The residuals vs fitted can be very handy for that, particularly since a common way for the assumption to be wrong is for the spread to increase as the mean does.

There are various ways to judge spread; I try to look at how big an interval would need to be to include about 90-95% of the values at (or near, for continuous IVs) each x-value or each fitted value.

You need to allow for the fact that these things will have a fair bit of noise.

Your top plot has very much the kind of picture you'd expect to see with constant variance.

For example look how much of each spread of points is left out by this length of interval:

Original residual plot with constant width intervals laid beside each x-value

I'd say your sds are all around $\frac12$ there.

We lose one point for each; if anything these seem surprisingly close. You can tolerate a lot more variation in spread than that.

Similarly it's not hard to compare box-widths in a boxplot (which include half the data at each value). If they're mostly within a factor of about 2 or so of each other everything should be completely fine. If sample sizes are close to equal at each x-value (in an ANOVA or t-test) you can have considerably wider differences in spread with little problem.

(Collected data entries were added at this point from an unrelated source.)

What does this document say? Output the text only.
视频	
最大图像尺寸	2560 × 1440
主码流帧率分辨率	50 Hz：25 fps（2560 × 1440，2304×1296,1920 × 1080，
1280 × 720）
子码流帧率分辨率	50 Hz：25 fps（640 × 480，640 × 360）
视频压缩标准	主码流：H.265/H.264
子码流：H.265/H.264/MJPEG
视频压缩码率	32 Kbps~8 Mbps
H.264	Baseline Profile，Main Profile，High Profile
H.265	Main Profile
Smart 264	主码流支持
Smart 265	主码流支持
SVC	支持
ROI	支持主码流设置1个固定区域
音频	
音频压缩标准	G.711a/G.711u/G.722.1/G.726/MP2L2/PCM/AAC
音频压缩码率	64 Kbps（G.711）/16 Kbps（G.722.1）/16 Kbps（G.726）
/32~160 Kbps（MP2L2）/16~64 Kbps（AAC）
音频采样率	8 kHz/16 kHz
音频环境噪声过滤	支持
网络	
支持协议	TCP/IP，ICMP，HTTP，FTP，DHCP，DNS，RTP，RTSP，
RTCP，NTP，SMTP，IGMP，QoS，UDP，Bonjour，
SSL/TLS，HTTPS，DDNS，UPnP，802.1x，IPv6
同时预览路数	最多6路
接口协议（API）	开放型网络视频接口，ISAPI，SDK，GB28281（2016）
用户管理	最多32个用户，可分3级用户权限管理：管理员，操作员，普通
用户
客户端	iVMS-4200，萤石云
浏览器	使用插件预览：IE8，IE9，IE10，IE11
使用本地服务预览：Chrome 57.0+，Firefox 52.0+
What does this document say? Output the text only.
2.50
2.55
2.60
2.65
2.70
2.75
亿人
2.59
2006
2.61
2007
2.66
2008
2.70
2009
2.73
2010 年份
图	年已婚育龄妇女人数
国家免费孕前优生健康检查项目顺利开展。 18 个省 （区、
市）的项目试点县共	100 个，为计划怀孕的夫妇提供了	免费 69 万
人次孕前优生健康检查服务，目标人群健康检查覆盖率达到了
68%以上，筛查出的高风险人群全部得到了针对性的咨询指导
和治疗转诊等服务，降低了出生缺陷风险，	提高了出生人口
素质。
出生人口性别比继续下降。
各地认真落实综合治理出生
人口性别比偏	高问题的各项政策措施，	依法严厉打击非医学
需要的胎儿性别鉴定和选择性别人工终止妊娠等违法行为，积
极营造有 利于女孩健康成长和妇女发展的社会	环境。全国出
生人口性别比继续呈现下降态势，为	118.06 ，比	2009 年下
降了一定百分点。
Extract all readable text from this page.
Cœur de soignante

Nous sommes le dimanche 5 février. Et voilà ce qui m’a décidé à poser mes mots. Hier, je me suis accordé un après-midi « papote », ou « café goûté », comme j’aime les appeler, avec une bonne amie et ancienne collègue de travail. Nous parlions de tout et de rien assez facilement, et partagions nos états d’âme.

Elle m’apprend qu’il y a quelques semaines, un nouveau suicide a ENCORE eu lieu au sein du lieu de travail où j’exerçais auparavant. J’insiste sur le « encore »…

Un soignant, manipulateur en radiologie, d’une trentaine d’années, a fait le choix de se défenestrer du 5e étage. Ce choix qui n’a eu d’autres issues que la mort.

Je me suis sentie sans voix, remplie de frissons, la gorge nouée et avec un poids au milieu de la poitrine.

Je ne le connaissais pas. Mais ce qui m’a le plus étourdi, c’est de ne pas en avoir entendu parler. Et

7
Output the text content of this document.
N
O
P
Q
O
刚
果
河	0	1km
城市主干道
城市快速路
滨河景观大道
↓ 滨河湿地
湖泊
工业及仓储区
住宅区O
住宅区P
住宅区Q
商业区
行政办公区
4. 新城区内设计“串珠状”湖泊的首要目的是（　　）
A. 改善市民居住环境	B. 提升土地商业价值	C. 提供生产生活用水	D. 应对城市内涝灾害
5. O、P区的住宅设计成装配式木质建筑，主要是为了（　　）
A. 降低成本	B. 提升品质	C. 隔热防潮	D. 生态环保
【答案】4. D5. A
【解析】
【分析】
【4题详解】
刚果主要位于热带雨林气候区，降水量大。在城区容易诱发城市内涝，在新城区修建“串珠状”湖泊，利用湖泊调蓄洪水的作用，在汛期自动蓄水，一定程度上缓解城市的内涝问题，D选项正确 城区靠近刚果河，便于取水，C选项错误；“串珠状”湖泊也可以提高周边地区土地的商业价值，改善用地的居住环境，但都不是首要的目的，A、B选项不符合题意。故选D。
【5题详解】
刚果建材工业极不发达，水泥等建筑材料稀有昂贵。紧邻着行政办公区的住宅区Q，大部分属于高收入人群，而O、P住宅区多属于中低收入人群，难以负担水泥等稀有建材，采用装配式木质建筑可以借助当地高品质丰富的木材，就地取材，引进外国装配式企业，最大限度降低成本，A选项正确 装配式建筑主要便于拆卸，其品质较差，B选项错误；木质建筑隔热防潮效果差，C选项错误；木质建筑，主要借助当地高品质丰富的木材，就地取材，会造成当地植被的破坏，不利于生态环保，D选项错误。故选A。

In your boxplot your biggest box is just over double the size of your smallest box, so that looks pretty good to me. Your assumption of constant variance shouldn't be a problem; with several groups you can generally tolerate quite a bit more variation across the set than that. If the groups are close to equal in size, worry much less.

I'd advise against formal tests of this assumption; they're not very useful (they don't answer the right question!)


Here's an example where I'd just about be on the cusp of saying "The equal variance assumption wouldn't do":

residual plot where conditional variance varies by a factor of 9 across 3 groups

Even here the impact of that amount of heteroskedasticity isn't so terrible; but if you see anything clearly worse than that you would need to be wary of standard errors, p-values, confidence intervals and so on.